We’d love to help you get answers. To improve your chances of getting an answer, here are some tips:
Personal medical advice questions are off-topic here on Medical Sciences.
- We care! And that is why Medical Sciences cannot give individualized medical advice or diagnosis for multiple important reasons! Such questions will be revised or closed.
- Avoid including your symptoms, situation, or background – that crosses into individualized diagnosis and is not needed or even distracting for a generalised answer.
- Asking whether someone has a certain medical condition is similarly off topic.
Focus in on a clear topic, be specific!
- Ask yourself:
- What is the medical topic at the root of my question?
- What do I really want to know about it?
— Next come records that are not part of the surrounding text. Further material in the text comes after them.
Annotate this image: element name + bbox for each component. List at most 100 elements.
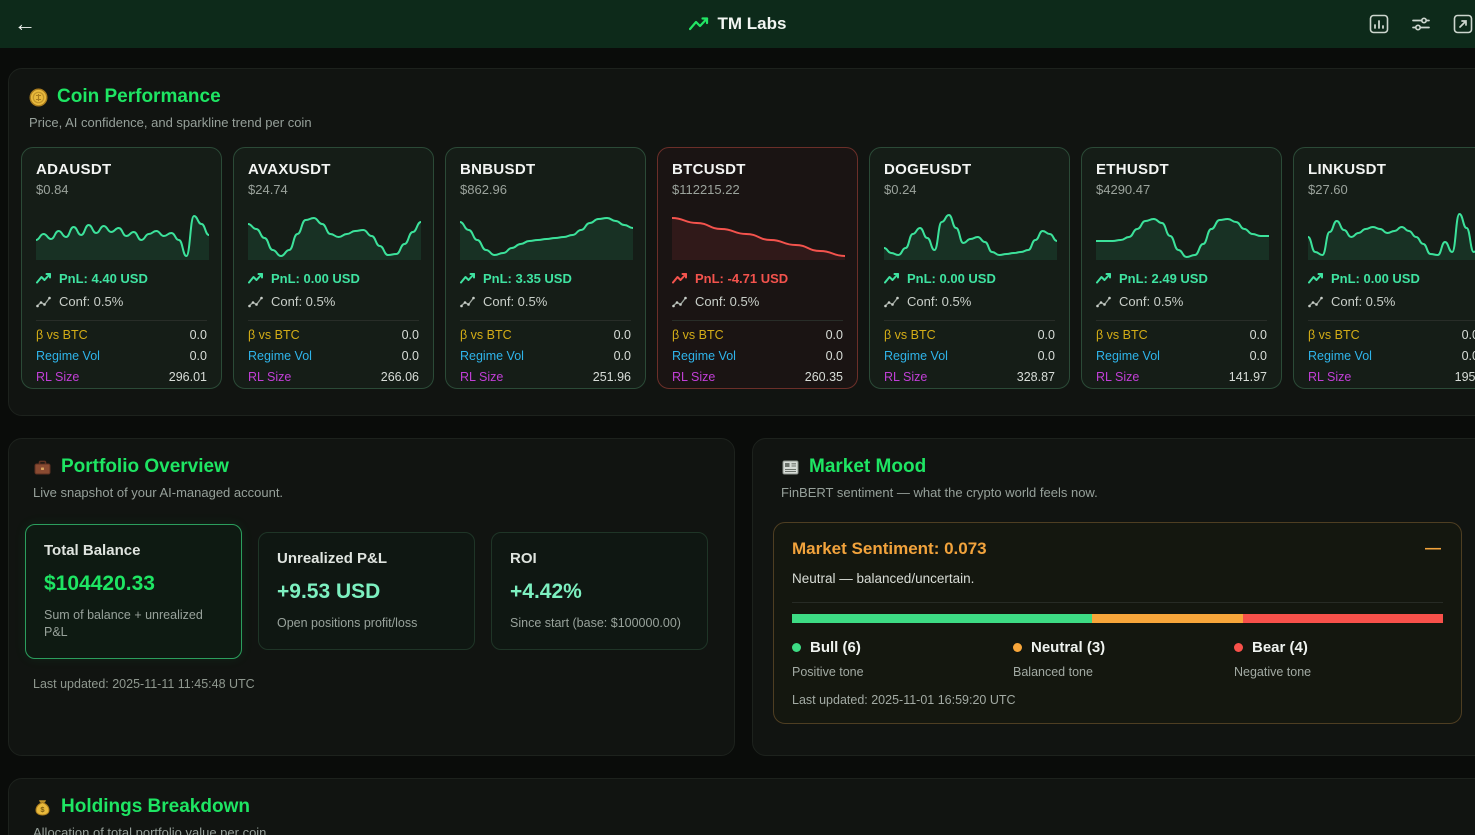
market-mood-title: Market Mood [781, 456, 1475, 478]
sparkline-chart [884, 213, 1057, 260]
legend-dot [792, 643, 801, 652]
pnl-row: PnL: 3.35 USD [460, 271, 631, 286]
pnl-row: PnL: 0.00 USD [884, 271, 1055, 286]
beta-label: β vs BTC [884, 328, 936, 342]
sliders-icon[interactable] [1411, 14, 1431, 34]
coin-price: $862.96 [460, 182, 507, 197]
coin-price: $112215.22 [672, 182, 740, 197]
legend-label: Neutral (3) [1031, 639, 1106, 656]
stat-label: Total Balance [44, 542, 141, 559]
confidence-value: Conf: 0.5% [695, 294, 760, 309]
beta-label: β vs BTC [460, 328, 512, 342]
coin-card[interactable]: LINKUSDT $27.60 PnL: 0.00 USD Conf: 0.5%… [1293, 147, 1475, 389]
beta-metric: β vs BTC 0.0 [36, 328, 207, 342]
coin-symbol: ETHUSDT [1096, 161, 1169, 178]
main-content: Coin Performance Price, AI confidence, a… [0, 48, 1475, 835]
legend-tone: Negative tone [1234, 665, 1312, 679]
portfolio-title: Portfolio Overview [33, 456, 718, 478]
legend-dot [1234, 643, 1243, 652]
legend-label: Bear (4) [1252, 639, 1308, 656]
beta-metric: β vs BTC 0.0 [672, 328, 843, 342]
rl-size-value: 195. [1454, 370, 1475, 384]
regime-vol-metric: Regime Vol 0.0 [460, 349, 631, 363]
confidence-icon [460, 296, 475, 307]
coin-price: $24.74 [248, 182, 288, 197]
pnl-row: PnL: -4.71 USD [672, 271, 843, 286]
regime-vol-value: 0.0 [189, 349, 207, 363]
rl-size-metric: RL Size 251.96 [460, 370, 631, 384]
legend-item: Neutral (3) Balanced tone [1013, 639, 1234, 679]
pnl-row: PnL: 0.00 USD [1308, 271, 1475, 286]
coin-performance-section: Coin Performance Price, AI confidence, a… [8, 68, 1475, 416]
coin-card[interactable]: ETHUSDT $4290.47 PnL: 2.49 USD Conf: 0.5… [1081, 147, 1282, 389]
rl-size-label: RL Size [36, 370, 80, 384]
coin-symbol: BTCUSDT [672, 161, 746, 178]
pnl-trending-icon [36, 273, 51, 284]
legend-label: Bull (6) [810, 639, 861, 656]
beta-value: 0.0 [1249, 328, 1267, 342]
legend-item: Bull (6) Positive tone [792, 639, 1013, 679]
rl-size-label: RL Size [672, 370, 716, 384]
confidence-value: Conf: 0.5% [1119, 294, 1184, 309]
sentiment-bar-segment-bull [792, 614, 1093, 623]
trending-up-icon [688, 17, 709, 31]
coin-card[interactable]: AVAXUSDT $24.74 PnL: 0.00 USD Conf: 0.5%… [233, 147, 434, 389]
holdings-breakdown-section: $ Holdings Breakdown Allocation of total… [8, 778, 1475, 835]
regime-vol-value: 0.0 [1037, 349, 1055, 363]
legend-item: Bear (4) Negative tone [1234, 639, 1443, 679]
coin-price: $0.24 [884, 182, 917, 197]
newspaper-icon [781, 458, 800, 477]
pnl-trending-icon [884, 273, 899, 284]
pnl-row: PnL: 0.00 USD [248, 271, 419, 286]
sparkline-chart [36, 214, 209, 260]
rl-size-value: 251.96 [592, 370, 631, 384]
beta-value: 0.0 [613, 328, 631, 342]
coin-card[interactable]: BTCUSDT $112215.22 PnL: -4.71 USD Conf: … [657, 147, 858, 389]
chart-panel-icon[interactable] [1369, 14, 1389, 34]
coin-card[interactable]: BNBUSDT $862.96 PnL: 3.35 USD Conf: 0.5%… [445, 147, 646, 389]
app-title: TM Labs [688, 14, 787, 34]
stat-description: Since start (base: $100000.00) [510, 616, 681, 631]
pnl-trending-icon [1096, 273, 1111, 284]
confidence-icon [884, 296, 899, 307]
pnl-row: PnL: 4.40 USD [36, 271, 207, 286]
stat-description: Sum of balance + unrealized P&L [44, 608, 203, 639]
beta-value: 0.0 [1461, 328, 1475, 342]
coin-symbol: AVAXUSDT [248, 161, 331, 178]
pnl-value: PnL: 2.49 USD [1119, 271, 1208, 286]
coin-price: $4290.47 [1096, 182, 1151, 197]
sentiment-legend: Bull (6) Positive tone Neutral (3) Balan… [792, 639, 1443, 679]
regime-vol-value: 0.0 [401, 349, 419, 363]
header-actions [1369, 14, 1473, 34]
export-icon[interactable] [1453, 14, 1473, 34]
moneybag-icon: $ [33, 798, 52, 817]
beta-value: 0.0 [1037, 328, 1055, 342]
legend-label-row: Bear (4) [1234, 639, 1443, 656]
regime-vol-metric: Regime Vol 0.0 [672, 349, 843, 363]
rl-size-label: RL Size [1308, 370, 1352, 384]
pnl-value: PnL: -4.71 USD [695, 271, 789, 286]
rl-size-metric: RL Size 266.06 [248, 370, 419, 384]
card-divider [1096, 320, 1267, 321]
coin-card-row: ADAUSDT $0.84 PnL: 4.40 USD Conf: 0.5% β… [21, 147, 1475, 389]
app-title-text: TM Labs [717, 14, 787, 33]
rl-size-metric: RL Size 195. [1308, 370, 1475, 384]
regime-vol-value: 0.0 [1461, 349, 1475, 363]
confidence-row: Conf: 0.5% [36, 294, 207, 309]
coin-card[interactable]: ADAUSDT $0.84 PnL: 4.40 USD Conf: 0.5% β… [21, 147, 222, 389]
confidence-value: Conf: 0.5% [1331, 294, 1396, 309]
rl-size-label: RL Size [248, 370, 292, 384]
back-button[interactable]: ← [14, 11, 36, 36]
sparkline-chart [1096, 217, 1269, 260]
regime-vol-metric: Regime Vol 0.0 [36, 349, 207, 363]
coin-card[interactable]: DOGEUSDT $0.24 PnL: 0.00 USD Conf: 0.5% … [869, 147, 1070, 389]
confidence-icon [1308, 296, 1323, 307]
regime-vol-value: 0.0 [613, 349, 631, 363]
regime-vol-label: Regime Vol [1308, 349, 1372, 363]
rl-size-metric: RL Size 296.01 [36, 370, 207, 384]
collapse-button[interactable]: — [1425, 540, 1441, 557]
coin-icon [29, 87, 48, 107]
regime-vol-label: Regime Vol [1096, 349, 1160, 363]
regime-vol-metric: Regime Vol 0.0 [1096, 349, 1267, 363]
stat-label: ROI [510, 550, 537, 568]
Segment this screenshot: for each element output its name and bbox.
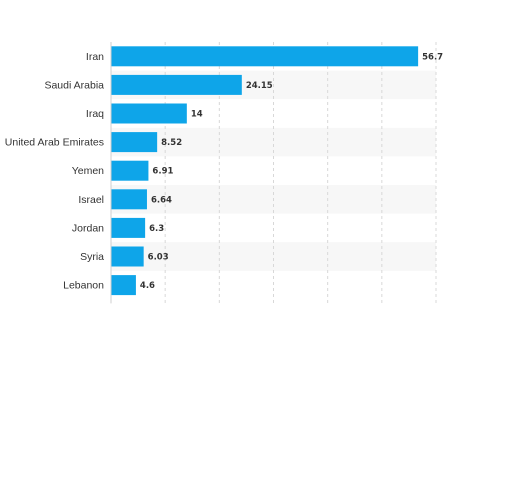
bars — [111, 46, 419, 296]
category-label: Syria — [80, 251, 104, 263]
value-label: 6.03 — [148, 253, 169, 263]
value-label: 8.52 — [161, 138, 182, 148]
value-label: 56.7 — [422, 52, 443, 62]
bar[interactable] — [111, 103, 187, 124]
value-label: 6.91 — [152, 167, 173, 177]
value-label: 6.3 — [149, 224, 164, 234]
value-label: 6.64 — [151, 195, 172, 205]
value-label: 14 — [191, 110, 203, 120]
category-label: Yemen — [72, 165, 104, 177]
category-label: Israel — [78, 194, 104, 206]
bar[interactable] — [111, 189, 147, 210]
category-label: Iran — [86, 51, 104, 63]
value-label: 24.15 — [246, 81, 273, 91]
category-label: Jordan — [72, 222, 104, 234]
bar[interactable] — [111, 74, 242, 95]
category-label: Iraq — [86, 108, 104, 120]
category-label: Saudi Arabia — [44, 79, 104, 91]
bar[interactable] — [111, 275, 136, 296]
bar[interactable] — [111, 46, 419, 67]
bar[interactable] — [111, 132, 158, 153]
value-labels: 56.7 24.15 14 8.52 6.91 6.64 6.3 6.03 4.6 — [140, 52, 443, 291]
category-labels: Iran Saudi Arabia Iraq United Arab Emirates… — [5, 51, 104, 292]
bar[interactable] — [111, 160, 149, 181]
category-label: Lebanon — [63, 280, 104, 292]
category-label: United Arab Emirates — [5, 137, 104, 149]
bar[interactable] — [111, 246, 144, 267]
bar[interactable] — [111, 217, 146, 238]
value-label: 4.6 — [140, 281, 155, 291]
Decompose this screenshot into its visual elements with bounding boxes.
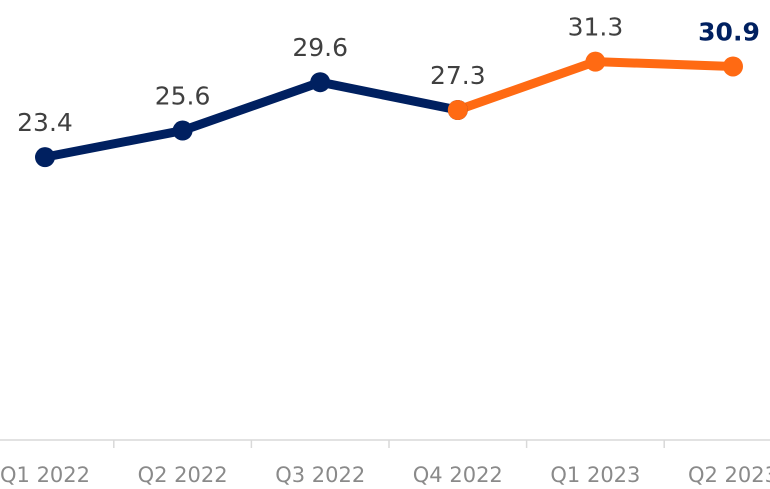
x-tick-label: Q1 2022	[0, 463, 90, 487]
x-tick-label: Q3 2022	[275, 463, 365, 487]
point	[35, 147, 55, 168]
line	[44, 77, 459, 162]
x-tick-label: Q1 2023	[550, 463, 640, 487]
point	[172, 120, 193, 141]
value-label: 25.6	[155, 82, 211, 111]
x-tick-label: Q4 2022	[413, 463, 503, 487]
point	[723, 56, 743, 77]
point	[585, 51, 606, 72]
x-tick-label: Q2 2022	[138, 463, 228, 487]
x-tick-label: Q2 2023	[688, 463, 770, 487]
point	[310, 72, 331, 93]
value-label: 30.9	[698, 17, 760, 46]
value-label: 27.3	[430, 61, 486, 90]
value-label: 29.6	[292, 33, 348, 62]
value-label: 31.3	[568, 13, 624, 42]
value-label: 23.4	[17, 108, 73, 137]
point	[447, 100, 468, 120]
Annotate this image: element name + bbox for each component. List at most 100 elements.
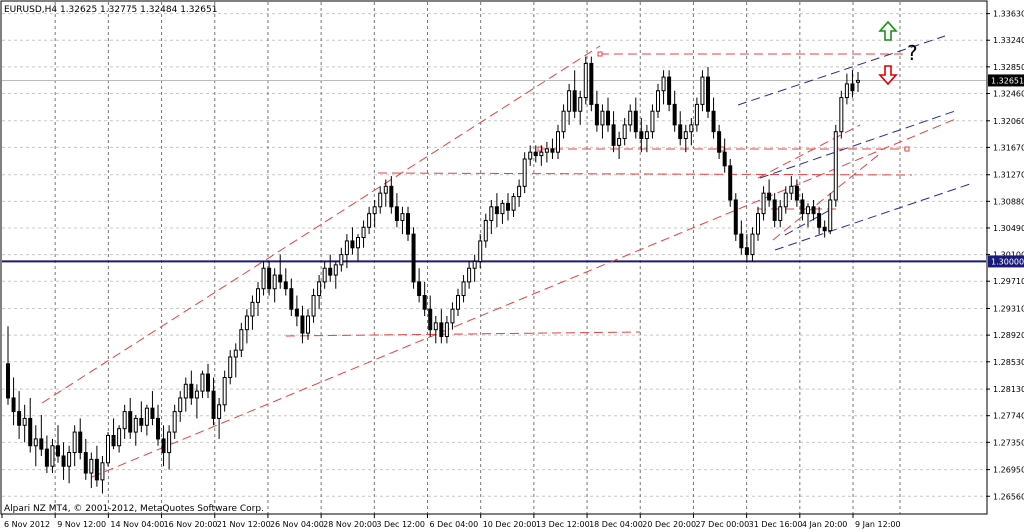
candle-body: [750, 233, 755, 256]
candle-body: [100, 462, 105, 481]
candle-body: [422, 295, 427, 310]
candle-body: [850, 83, 855, 92]
candle-body: [67, 452, 72, 467]
candle-body: [44, 448, 49, 467]
y-tick-label: 1.29710: [993, 277, 1024, 286]
y-tick-label: 1.27350: [993, 438, 1024, 447]
candle-body: [144, 407, 149, 426]
candle-body: [639, 131, 644, 140]
candle-body: [28, 417, 33, 447]
y-tick-label: 1.30100: [993, 251, 1024, 260]
candle-body: [483, 219, 488, 242]
candle-body: [306, 315, 310, 334]
y-tick-label: 1.28130: [993, 385, 1024, 394]
candle-body: [72, 431, 77, 454]
trendline: [285, 331, 641, 337]
copyright-text: Alpari NZ MT4, © 2001-2012, MetaQuotes S…: [4, 504, 264, 514]
candle-body: [478, 240, 483, 262]
candle-body: [267, 267, 272, 290]
x-tick-label: 20 Dec 20:00: [642, 520, 696, 529]
candle-body: [439, 322, 444, 338]
axis-layer: 1.33630 1.33240 1.32850 1.32460 1.32060 1.316…: [1, 10, 1024, 529]
candle-body: [467, 267, 472, 283]
y-tick-label: 1.30880: [993, 197, 1024, 206]
down-arrow-icon: [878, 65, 898, 86]
trendline: [757, 124, 861, 179]
candle-body: [294, 308, 299, 317]
candle-body: [333, 264, 338, 276]
x-tick-label: 16 Nov 20:00: [164, 520, 218, 529]
candle-body: [717, 131, 722, 153]
candle-body: [322, 267, 327, 283]
trendline: [91, 117, 959, 478]
trendline: [377, 172, 913, 176]
candle-body: [139, 417, 144, 426]
candle-body: [417, 281, 422, 297]
candle-body: [456, 295, 460, 310]
candle-body: [244, 315, 249, 331]
candle-body: [628, 110, 633, 126]
candle-body: [556, 131, 560, 153]
candle-body: [89, 458, 94, 474]
candle-body: [711, 110, 716, 133]
candle-body: [661, 76, 666, 92]
candle-body: [189, 383, 194, 399]
candle-body: [278, 274, 283, 283]
trendline: [772, 151, 883, 241]
candle-body: [722, 151, 727, 167]
candle-body: [767, 192, 772, 201]
candle-body: [206, 373, 210, 392]
candle-body: [739, 233, 744, 249]
candle-body: [761, 192, 766, 215]
trendline: [41, 45, 601, 404]
candle-body: [794, 185, 799, 201]
candle-body: [583, 62, 588, 99]
plot-frame: [0, 0, 988, 515]
x-tick-label: 6 Dec 04:00: [430, 520, 479, 529]
candle-body: [428, 308, 433, 331]
y-tick-label: 1.31670: [993, 143, 1024, 152]
current-price-label: 1.32651: [991, 76, 1024, 85]
x-tick-label: 4 Jan 20:00: [802, 520, 848, 529]
candle-body: [856, 79, 860, 83]
candle-body: [772, 199, 777, 221]
candle-body: [472, 260, 477, 269]
candle-body: [239, 329, 244, 351]
candle-body: [444, 322, 449, 338]
candle-body: [683, 131, 688, 140]
candle-body: [344, 240, 349, 256]
trendline-anchor: [597, 51, 603, 57]
candle-body: [106, 434, 110, 464]
candle-body: [300, 315, 305, 334]
candle-body: [528, 151, 533, 160]
x-tick-label: 13 Dec 12:00: [536, 520, 590, 529]
candle-body: [6, 363, 10, 399]
candle-body: [61, 455, 66, 467]
candle-body: [756, 213, 760, 235]
candle-body: [539, 151, 544, 157]
x-tick-label: 18 Dec 04:00: [589, 520, 643, 529]
candle-body: [678, 124, 683, 140]
candle-body: [489, 206, 494, 221]
candle-body: [633, 110, 638, 133]
candle-body: [50, 445, 55, 467]
candle-body: [622, 124, 627, 140]
candle-body: [200, 373, 205, 392]
candle-body: [494, 206, 499, 215]
candle-body: [289, 288, 294, 310]
candle-body: [789, 185, 794, 194]
candle-body: [83, 452, 88, 474]
candle-body: [378, 192, 383, 208]
candle-body: [533, 151, 538, 157]
candle-body: [733, 199, 738, 235]
candle-body: [250, 301, 255, 317]
candle-body: [178, 397, 183, 413]
candle-body: [833, 131, 838, 201]
question-mark-annotation: ?: [907, 41, 918, 65]
y-tick-label: 1.31270: [993, 171, 1024, 180]
candle-body: [356, 237, 360, 249]
candle-body: [283, 281, 288, 290]
candle-body: [611, 124, 616, 146]
candle-body: [506, 202, 510, 211]
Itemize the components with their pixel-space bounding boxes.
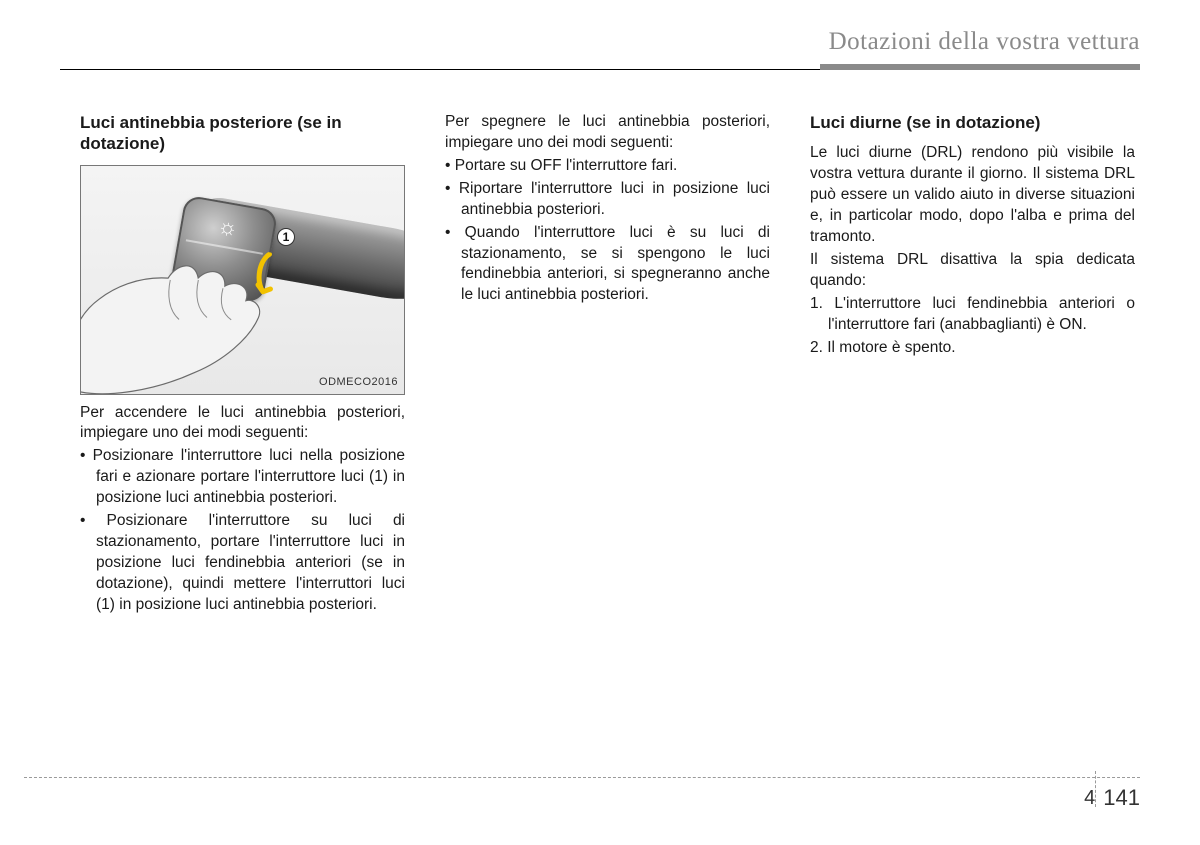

- How can I phrase it to address the medical topic itself, rather than an individual situation?
- Ask something that can be answered in a few paragraphs, not too broad. (You can ask additional questions separately!)
- As a rule of thumb: If you ask a vague question, you’ll get a vague answer. But if you give us details and context – that is not from a personalised medical request but a result of your research effort on a question of general interest – we can try to provide a useful answer to you and everyone reading along.
Make it relevant to others
We like to help as many people at a time as we can!
Make it clear how your question is relevant to more people than just you, and more people will be interested in your question and willing to look into it.
Search, and research before posting a question
Have you thoroughly searched for an answer here on Medical Sciences or looked online in reputable sources before asking your question?
Sharing your research helps everyone. Tell us what you found and why it didn’t meet your needs. This demonstrates that you’ve taken the time to try to help yourself, it saves us from reiterating obvious answers, and above all, it helps you get a more specific and relevant answer!
If you are waiting for an answer and learned something new that is relevant, feel free to update your question with the new information you've found via editing it.
Keep an open mind
The answer to your question may not always be the one you wanted, but that doesn’t mean it is wrong. A conclusive answer isn’t always possible. When in doubt, ask people to cite their sources, or to explain how/where they learned something. Even if we don’t agree with you, or tell you exactly what you wanted to hear, remember: we’re trying to help.
Welcome to the Medical Sciences community!